Since the crisis in the eurozone countries' sovereign debt markets began in Greece in 2010, we have seen one country after another (Ireland, 2010; Portugal, 2011; Italy, almost, 2011; Spain, 2012, and now Cyprus) seeking bailouts to help them weather this financial storm, which was partially U.S.-induced (the subprime mortgage fiasco) and partially self-induced (living beyond one's means on cheap credit).

Are these the growing pangs of a new currency area, or the death pangs of a failed experiment in creating a true monetary union? To gain some appreciation of the eurozone's current condition, we need a historical context. So, what other group of independent political entities has ever tried such an experiment? While there have been a few attempts at monetary union in the past, there is one example that bears some resemblance to the eurozone — the "dollar zone" of the 13 former colonies of the fledgling United States.
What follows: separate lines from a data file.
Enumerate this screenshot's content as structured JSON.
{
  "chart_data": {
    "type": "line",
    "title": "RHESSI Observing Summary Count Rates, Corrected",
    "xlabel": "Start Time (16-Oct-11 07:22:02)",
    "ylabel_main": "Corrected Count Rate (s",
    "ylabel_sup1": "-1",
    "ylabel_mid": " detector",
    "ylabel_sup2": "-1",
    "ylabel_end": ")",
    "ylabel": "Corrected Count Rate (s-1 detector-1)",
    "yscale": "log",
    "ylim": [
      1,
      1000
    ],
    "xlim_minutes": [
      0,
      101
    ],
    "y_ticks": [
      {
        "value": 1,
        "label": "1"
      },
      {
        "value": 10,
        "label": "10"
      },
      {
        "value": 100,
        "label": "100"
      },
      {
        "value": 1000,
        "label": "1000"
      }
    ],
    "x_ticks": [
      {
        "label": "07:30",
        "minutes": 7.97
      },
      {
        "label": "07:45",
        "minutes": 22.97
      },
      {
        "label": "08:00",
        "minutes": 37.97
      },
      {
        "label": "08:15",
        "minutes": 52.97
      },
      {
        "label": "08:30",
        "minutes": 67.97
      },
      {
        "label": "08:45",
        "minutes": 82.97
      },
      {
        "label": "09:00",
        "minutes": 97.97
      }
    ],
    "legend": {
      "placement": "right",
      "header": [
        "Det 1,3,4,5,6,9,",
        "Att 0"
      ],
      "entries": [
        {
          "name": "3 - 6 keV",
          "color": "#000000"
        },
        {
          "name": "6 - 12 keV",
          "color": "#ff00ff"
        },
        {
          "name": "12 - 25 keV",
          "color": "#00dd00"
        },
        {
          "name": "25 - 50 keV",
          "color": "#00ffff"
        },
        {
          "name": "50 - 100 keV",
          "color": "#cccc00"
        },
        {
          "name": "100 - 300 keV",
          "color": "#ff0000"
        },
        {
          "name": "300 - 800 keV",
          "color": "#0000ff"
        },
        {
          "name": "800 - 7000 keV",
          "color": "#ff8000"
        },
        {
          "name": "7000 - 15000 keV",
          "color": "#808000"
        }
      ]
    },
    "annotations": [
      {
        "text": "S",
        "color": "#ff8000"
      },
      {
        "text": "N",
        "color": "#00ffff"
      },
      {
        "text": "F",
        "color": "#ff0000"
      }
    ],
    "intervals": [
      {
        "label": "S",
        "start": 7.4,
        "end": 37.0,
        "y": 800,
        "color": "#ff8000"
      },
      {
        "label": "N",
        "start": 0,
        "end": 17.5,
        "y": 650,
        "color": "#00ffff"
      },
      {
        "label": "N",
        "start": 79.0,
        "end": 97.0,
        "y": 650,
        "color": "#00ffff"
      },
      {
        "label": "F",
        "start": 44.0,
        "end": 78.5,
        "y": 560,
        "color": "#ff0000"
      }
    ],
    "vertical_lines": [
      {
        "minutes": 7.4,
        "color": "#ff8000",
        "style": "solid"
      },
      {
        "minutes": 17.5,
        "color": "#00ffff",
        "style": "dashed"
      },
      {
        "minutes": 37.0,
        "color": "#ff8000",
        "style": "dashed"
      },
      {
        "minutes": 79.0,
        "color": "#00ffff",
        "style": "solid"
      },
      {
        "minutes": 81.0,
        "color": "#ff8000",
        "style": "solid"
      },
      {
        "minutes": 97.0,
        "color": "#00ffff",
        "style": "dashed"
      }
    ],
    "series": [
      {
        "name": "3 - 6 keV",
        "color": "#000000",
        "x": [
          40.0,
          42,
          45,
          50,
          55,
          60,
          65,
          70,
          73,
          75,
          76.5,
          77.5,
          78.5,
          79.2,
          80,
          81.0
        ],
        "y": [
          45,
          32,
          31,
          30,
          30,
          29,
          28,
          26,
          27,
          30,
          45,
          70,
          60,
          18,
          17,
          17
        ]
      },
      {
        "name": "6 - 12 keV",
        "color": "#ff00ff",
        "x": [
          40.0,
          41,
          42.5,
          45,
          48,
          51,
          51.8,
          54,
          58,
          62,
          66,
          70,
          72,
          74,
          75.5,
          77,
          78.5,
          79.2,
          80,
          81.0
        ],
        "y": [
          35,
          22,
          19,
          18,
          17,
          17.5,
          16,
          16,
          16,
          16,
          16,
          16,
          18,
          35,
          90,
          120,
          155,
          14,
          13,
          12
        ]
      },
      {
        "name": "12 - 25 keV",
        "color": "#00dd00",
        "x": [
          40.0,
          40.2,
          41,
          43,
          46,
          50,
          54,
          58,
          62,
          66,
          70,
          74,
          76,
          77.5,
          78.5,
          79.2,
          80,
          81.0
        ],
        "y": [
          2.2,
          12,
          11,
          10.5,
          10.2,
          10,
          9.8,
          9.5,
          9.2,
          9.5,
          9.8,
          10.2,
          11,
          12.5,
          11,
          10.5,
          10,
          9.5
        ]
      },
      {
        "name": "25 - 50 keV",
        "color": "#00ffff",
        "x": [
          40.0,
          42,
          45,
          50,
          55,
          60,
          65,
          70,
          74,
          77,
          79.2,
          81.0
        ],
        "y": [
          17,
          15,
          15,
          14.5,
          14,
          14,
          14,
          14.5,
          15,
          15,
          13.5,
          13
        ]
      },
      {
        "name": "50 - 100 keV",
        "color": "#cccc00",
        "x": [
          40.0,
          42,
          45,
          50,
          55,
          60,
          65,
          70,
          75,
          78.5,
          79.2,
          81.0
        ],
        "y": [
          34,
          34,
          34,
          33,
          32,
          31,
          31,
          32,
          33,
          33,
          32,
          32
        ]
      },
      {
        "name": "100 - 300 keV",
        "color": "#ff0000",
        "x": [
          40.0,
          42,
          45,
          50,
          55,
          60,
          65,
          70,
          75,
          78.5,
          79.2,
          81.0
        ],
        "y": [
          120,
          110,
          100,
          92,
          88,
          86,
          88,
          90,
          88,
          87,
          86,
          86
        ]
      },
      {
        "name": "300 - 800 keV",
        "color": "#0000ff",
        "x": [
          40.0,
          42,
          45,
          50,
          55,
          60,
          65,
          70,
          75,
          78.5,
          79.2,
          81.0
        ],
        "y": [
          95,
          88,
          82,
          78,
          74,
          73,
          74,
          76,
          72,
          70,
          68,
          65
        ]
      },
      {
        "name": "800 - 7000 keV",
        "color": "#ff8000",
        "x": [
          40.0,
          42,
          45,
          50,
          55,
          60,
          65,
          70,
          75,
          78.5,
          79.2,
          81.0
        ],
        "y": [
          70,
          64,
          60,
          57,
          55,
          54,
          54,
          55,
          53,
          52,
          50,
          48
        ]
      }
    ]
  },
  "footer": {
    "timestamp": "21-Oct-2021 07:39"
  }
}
As was the case at the creation of the euro currency and the eurozone on Jan. 1, 1999, the U.S. Constitution in 1789 gave Congress the right to mint coinage and to establish and regulate its value throughout the 13 states. However, as U.S. financial history reveals, the process of creating a monetary union took about 150 years, not a dozen. Indeed, the argument is sometimes made that the members of the eurozone are so different in their levels of economic development and in their monetary and fiscal discipline that the likelihood they will ultimately achieve monetary union and harvest its benefits is remote. One could have said the same about the 13 states back in 1800.

In fact, a national banking system was not established in the United States until 1863, and the Federal Reserve did not come about until 1913. There were still regional disagreements about monetary policy in the late 1920s and early 1930s. The paralysis these disagreements caused among politicians, bankers, labor and industry contributed to the onset of the Great Depression.

Indeed, it could be argued that our own dollar-zone monetary union might have collapsed in 1932-33 but was "saved" by a bank holiday, the calming pronouncements of the newly inaugurated President Franklin Roosevelt, and the Emergency Banking Act (1933), which created partial deposit insurance (the FDIC). The eurozone did have a cleaner start, with the euro currency being accepted in all member countries and the European Central Bank (ECB) being created on schedule in 1999.

The 13 states did not originally have a broadly accepted common currency (most using foreign specie and private bank paper currency), but they did have the same language; similar or common laws, rules and regulations, and, critically, labor mobility — if a factory or farm went bankrupt in one state, labor could easily move to another. This is not the case in the eurozone. If an employer goes out of business, that country's unemployment rate rises, with consequent demands on the public purse.

The recent eurozone crises have generated plenty of commentary and conflicting advice, but there seems to be a consensus that the currency will survive — it is going through growing pains, not death pangs. America's experience suggests several possible steps, in addition to the banking union agreed upon in December, that could help stabilize the eurozone: the creation of FDIC and bank resolution mechanism equivalents that could share bank bailout costs; more truly integrated capital markets, and possibly some oversight on capital's geographic "flight to safety" among E.U. members.

Coupled with such actions, there must be a realization that serious political commitments to the achievement of true economic union are critical if the markets are to have confidence that the E.U.'s institutional structures will be capable of handling any difficulties that occur on the rocky road to true monetary union. But get there they must — the consequences of failure are too dire to contemplate, for Europe, the United States and the rest of the world.

Roger Prestwich is professor of international business in the College of Management at Metropolitan State University.